Hasina seeks OIC support to launch Rohingya case at ICJ
Prime Minister Sheikh Hasina today sought support from the Organisation of Islamic Cooperation (OIC) member states to launch the Rohingya case at International Court of Justice (ICJ) with voluntary funding and technical help to ensure the legal rights of Rohingyas and address the question of accountability and justice.
Mentioning that the Abu Dhabi Conference of Foreign Ministers (CFM) held in March last created a pathway to move the International Court of Justice she said, "We thank the Gambia for steering the process this far. We make an appeal to the member states to support launching of the case with voluntary funding and technical help."
The prime minister was speaking on behalf of the Asia Group at the 14th OIC Makkah Al Mukarramah Summit titled 'Hand in Hand Towards the Future' at Safa Palace in Makkah.
Hasian said Bangladesh has given shelter to more than 1.1 million forcibly displaced Rohingya Muslims of Myanmar despite resource constraints."But their dignified return is still uncertain - as Myanmar consistently fails to honour its promises to create a conducive environment for return to Northern Rakhine," she said.
Mentioning that poverty still remains the biggest challenge, the premier said it is both a cause and a consequence of ignorance, disasters and erosion of human values.
She stressed the need for implementing the "OIC-2025: Programme of Action" through joint Islamic action to address this anomaly.
Hasina also urged the OIC to devise a comprehensive strategy to meet the adverse changes in the strategic spaces in a world facing the challenges of economy, ecology and security.
"In a world faced with challenges of economy, ecology and security, the OIC has to devise a comprehensive strategy to meet adverse changes in the strategic spaces in which each of us operates as states," she said.
"We've more than a third of the world's strategic resources and majority of its youth.
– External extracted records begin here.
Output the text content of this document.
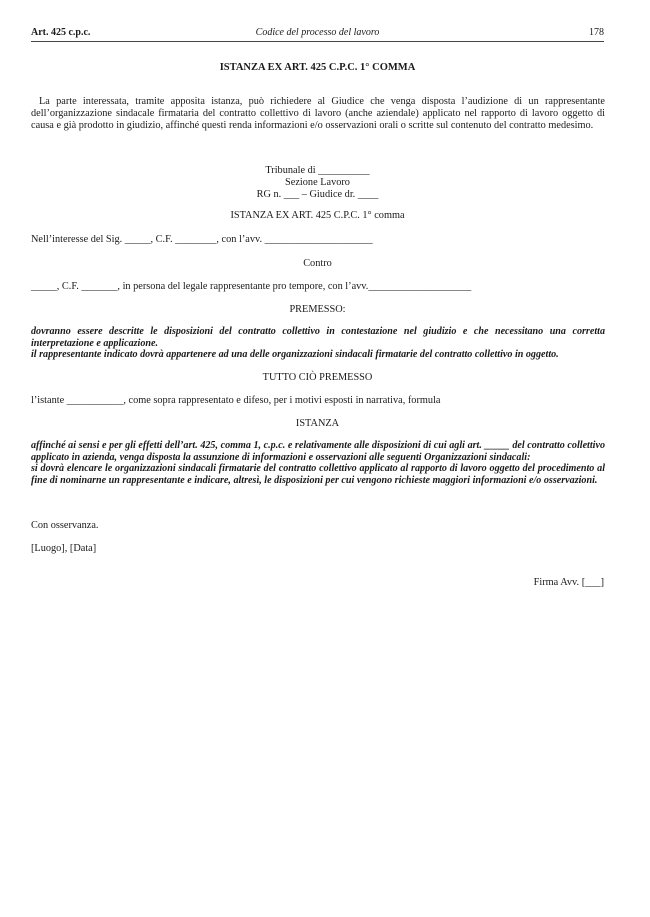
Art. 425 c.p.c.	Codice del processo del lavoro	178
ISTANZA EX ART. 425 C.P.C. 1° COMMA
La parte interessata, tramite apposita istanza, può richiedere al Giudice che venga disposta l’audizione di un rappresentante dell’organizzazione sindacale firmataria del contratto collettivo di lavoro (anche aziendale) applicato nel rapporto di lavoro oggetto di causa e già prodotto in giudizio, affinché questi renda informazioni e/o osservazioni orali o scritte sul contenuto del contratto medesimo.
Tribunale di __________
Sezione Lavoro
RG n. ___ – Giudice dr. ____
ISTANZA EX ART. 425 C.P.C. 1° comma
Nell’interesse del Sig. _____, C.F. ________, con l’avv. _____________________
Contro
_____, C.F. _______, in persona del legale rappresentante pro tempore, con l’avv.____________________
PREMESSO:
dovranno essere descritte le disposizioni del contratto collettivo in contestazione nel giudizio e che necessitano una corretta interpretazione e applicazione.
il rappresentante indicato dovrà appartenere ad una delle organizzazioni sindacali firmatarie del contratto collettivo in oggetto.
TUTTO CIÒ PREMESSO
l’istante ___________, come sopra rappresentato e difeso, per i motivi esposti in narrativa, formula
ISTANZA
affinché ai sensi e per gli effetti dell’art. 425, comma 1, c.p.c. e relativamente alle disposizioni di cui agli art. _____ del contratto collettivo applicato in azienda, venga disposta la assunzione di informazioni e osservazioni alle seguenti Organizzazioni sindacali:
si dovrà elencare le organizzazioni sindacali firmatarie del contratto collettivo applicato al rapporto di lavoro oggetto del procedimento al fine di nominarne un rappresentante e indicare, altresì, le disposizioni per cui vengono richieste maggiori informazioni e/o osservazioni.
Con osservanza.
[Luogo], [Data]
Firma Avv. [___]
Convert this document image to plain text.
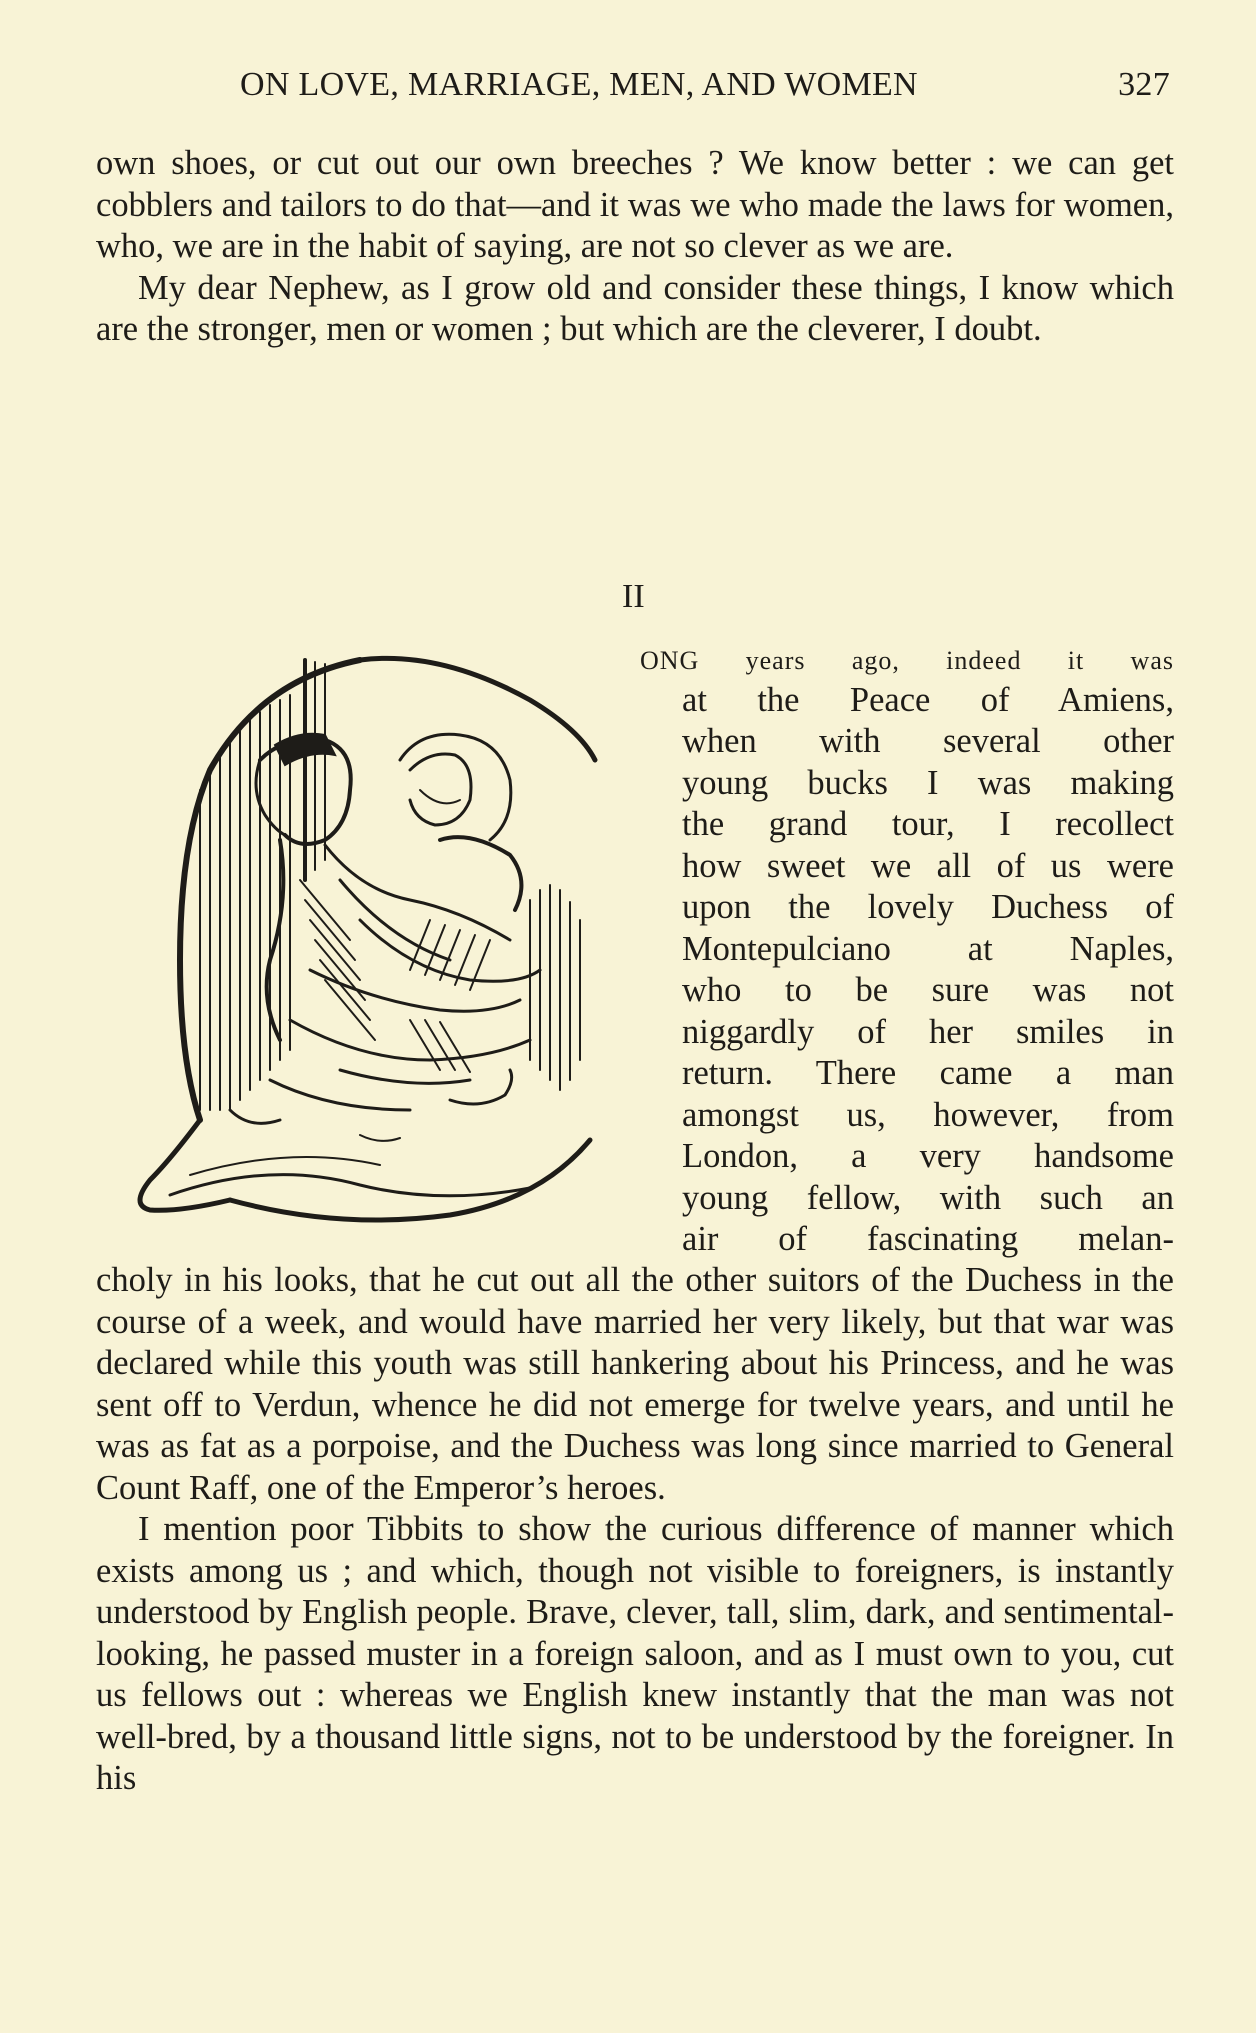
ON LOVE, MARRIAGE, MEN, AND WOMEN	327

own shoes, or cut out our own breeches ? We know better : we can get cobblers and tailors to do that—and it was we who made the laws for women, who, we are in the habit of saying, are not so clever as we are.

My dear Nephew, as I grow old and consider these things, I know which are the stronger, men or women ; but which are the cleverer, I doubt.

II
ONG years ago, indeed it was
at the Peace of Amiens,
when with several other
young bucks I was making
the grand tour, I recollect
how sweet we all of us were
upon the lovely Duchess of
Montepulciano at Naples,
who to be sure was not
niggardly of her smiles in
return. There came a man
amongst us, however, from
London, a very handsome
young fellow, with such an
air of fascinating melan-

choly in his looks, that he cut out all the other suitors of the Duchess in the course of a week, and would have married her very likely, but that war was declared while this youth was still hankering about his Princess, and he was sent off to Verdun, whence he did not emerge for twelve years, and until he was as fat as a porpoise, and the Duchess was long since married to General Count Raff, one of the Emperor’s heroes.

I mention poor Tibbits to show the curious difference of manner which exists among us ; and which, though not visible to foreigners, is instantly understood by English people. Brave, clever, tall, slim, dark, and sentimental-looking, he passed muster in a foreign saloon, and as I must own to you, cut us fellows out : whereas we English knew instantly that the man was not well-bred, by a thousand little signs, not to be understood by the foreigner. In his
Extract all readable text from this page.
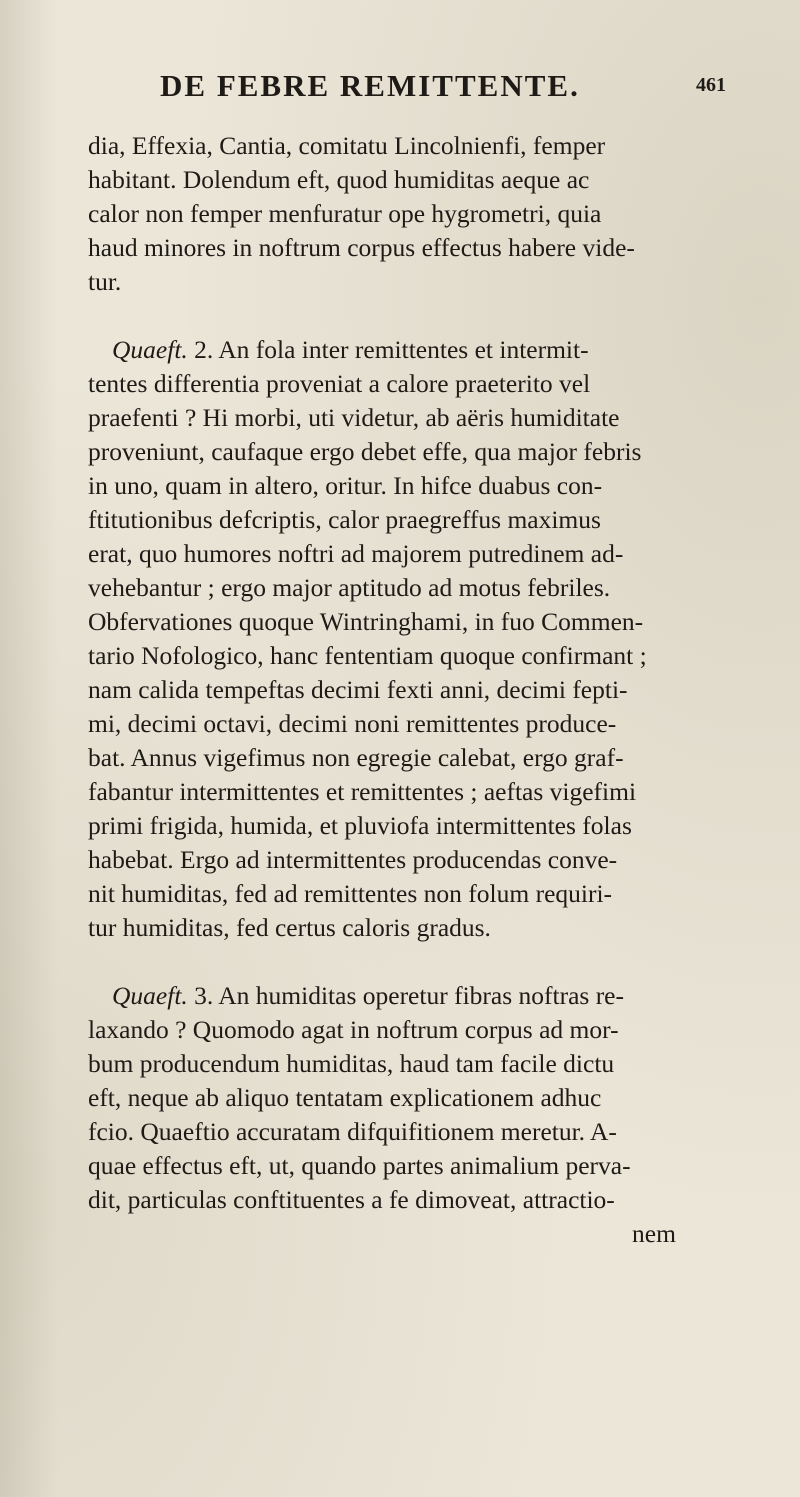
DE FEBRE REMITTENTE.	461
dia, Effexia, Cantia, comitatu Lincolnienfi, femper
habitant. Dolendum eft, quod humiditas aeque ac
calor non femper menfuratur ope hygrometri, quia
haud minores in noftrum corpus effectus habere vide-
tur.
Quaeft. 2. An fola inter remittentes et intermit-
tentes differentia proveniat a calore praeterito vel
praefenti ? Hi morbi, uti videtur, ab aëris humiditate
proveniunt, caufaque ergo debet effe, qua major febris
in uno, quam in altero, oritur. In hifce duabus con-
ftitutionibus defcriptis, calor praegreffus maximus
erat, quo humores noftri ad majorem putredinem ad-
vehebantur ; ergo major aptitudo ad motus febriles.
Obfervationes quoque Wintringhami, in fuo Commen-
tario Nofologico, hanc fententiam quoque confirmant ;
nam calida tempeftas decimi fexti anni, decimi fepti-
mi, decimi octavi, decimi noni remittentes produce-
bat. Annus vigefimus non egregie calebat, ergo graf-
fabantur intermittentes et remittentes ; aeftas vigefimi
primi frigida, humida, et pluviofa intermittentes folas
habebat. Ergo ad intermittentes producendas conve-
nit humiditas, fed ad remittentes non folum requiri-
tur humiditas, fed certus caloris gradus.
Quaeft. 3. An humiditas operetur fibras noftras re-
laxando ? Quomodo agat in noftrum corpus ad mor-
bum producendum humiditas, haud tam facile dictu
eft, neque ab aliquo tentatam explicationem adhuc
fcio. Quaeftio accuratam difquifitionem meretur. A-
quae effectus eft, ut, quando partes animalium perva-
dit, particulas conftituentes a fe dimoveat, attractio-
nem
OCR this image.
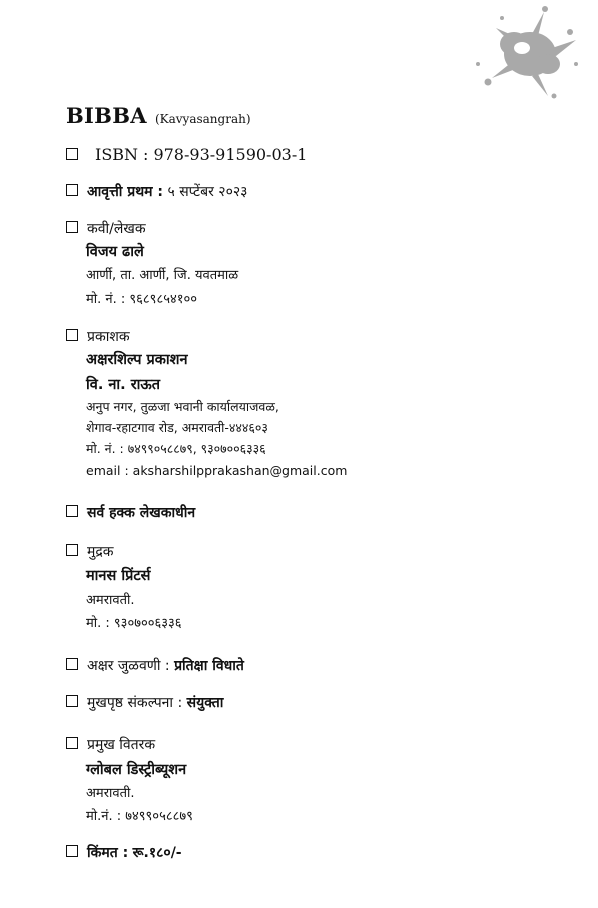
BIBBA (Kavyasangrah)
ISBN : 978-93-91590-03-1
आवृत्ती प्रथम : ५ सप्टेंबर २०२३
कवी/लेखक
विजय ढाले
आर्णी, ता. आर्णी, जि. यवतमाळ
मो. नं. : ९६८९८५४१००
प्रकाशक
अक्षरशिल्प प्रकाशन
वि. ना. राऊत
अनुप नगर, तुळजा भवानी कार्यालयाजवळ,
शेगाव-रहाटगाव रोड, अमरावती-४४४६०३
मो. नं. : ७४९९०५८८७९, ९३०७००६३३६
email : aksharshilpprakashan@gmail.com
सर्व हक्क लेखकाधीन
मुद्रक
मानस प्रिंटर्स
अमरावती.
मो. : ९३०७००६३३६
अक्षर जुळवणी : प्रतिक्षा विधाते
मुखपृष्ठ संकल्पना : संयुक्ता
प्रमुख वितरक
ग्लोबल डिस्ट्रीब्यूशन
अमरावती.
मो.नं. : ७४९९०५८८७९
किंमत : रू.१८०/-
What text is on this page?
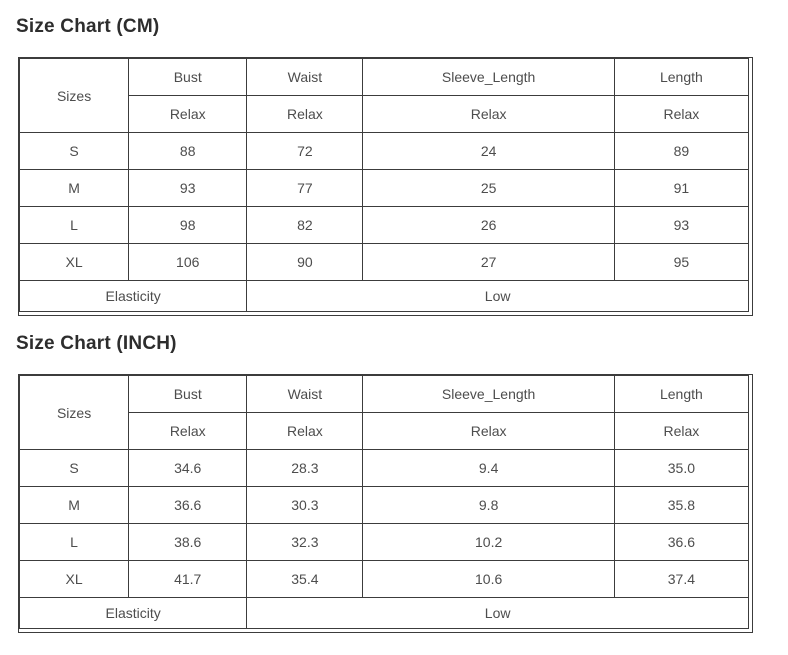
Size Chart (CM)
Sizes	Bust	Waist	Sleeve_Length	Length
	Relax	Relax	Relax	Relax
S	88	72	24	89
M	93	77	25	91
L	98	82	26	93
XL	106	90	27	95
Elasticity		Low		
Size Chart (INCH)
Sizes	Bust	Waist	Sleeve_Length	Length
	Relax	Relax	Relax	Relax
S	34.6	28.3	9.4	35.0
M	36.6	30.3	9.8	35.8
L	38.6	32.3	10.2	36.6
XL	41.7	35.4	10.6	37.4
Elasticity		Low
We, ourselves, should able to solve our own problems," she said.
Hasina urged all to pursue a course of zero tolerance to terror, deny territories for use by any individual or group for launching any terrorist and extremist agenda and fight it together.
To this end, she recalled her four-point formulae for the Muslim world - pronounced in Riyadh Conference which were, stop supply of arms, stop flow of financing for terrorism, remove divisions within the Ummah, and pursue peaceful settlement of conflicts through dialogue.
Hasina said it is heartening to see the OIC is taking much needed path of reform and renovations to adapt itself with the twenty-first century.
"While we change and adapt, we must aim for the values of Islam - fraternity, equality and justice as demonstrated by Rasul-E-Kareem (SA)," she said.
She said Islam - which came as a harbinger of light to a dark world - is now wrongly perceived with ideology of extremism and violence because of its misinterpretations.
Regarding the recent terror attacks in New Zealand and Sri Lanka, she extended sympathies and solidarity to the bereaved families of the Christ-Church attacks. She also condemned the terror attacks in Sri Lanka - which saw the death of one of her grand-children - the eight-year-old Sheikh Zayan.
"We share the pain and agony of helpless peoples of Palestine, Syria, and elsewhere getting mercilessly murdered every day. Let this Summit set the course under your Majesty's stewardship to turn the tide. Let there be a beginning of an end to the Muslim indignity and misery," she said.
Mentioning that OIC was conceived to get back the land and sovereign rights of our Palestinian brothers and sisters, safeguard dignity and rights of the Ummah, and strengthen solidarity and cooperation amongst peoples of the Muslim world, Sheikh Hasina said, seven decades on - the Palestine question still persists, and our nations and communities still stand divided.
"We should make the best use of OIC institutions like the Islamic Development Bank by synchronising their policies and practices with OIC agenda under the programme."
Terming incubation of ideas and innovations into marketable products and services is what Islamic world needs today, she invited all to participate in turning the Islamic University of Technology (IUT), which Bangladesh is hosting, into a centre of excellence.
She sought support of OIC members countries for Bangladeshi candidate Foreign Secretary Md Shahidul Haque, who is an expert in migration studies and action, for the post of Deputy Director General of International Organisation for Migration.
Saudi King Salman bin Abdulaziz Al Saud hosted the conference of the OIC comprising 57 member states with a view to developing a unified stance of Muslim leaders on rising tensions in the Gulf.
The OIC first met a month after an arson attack on Al-Aqsa Mosque in Jerusalem on August 21, 1969.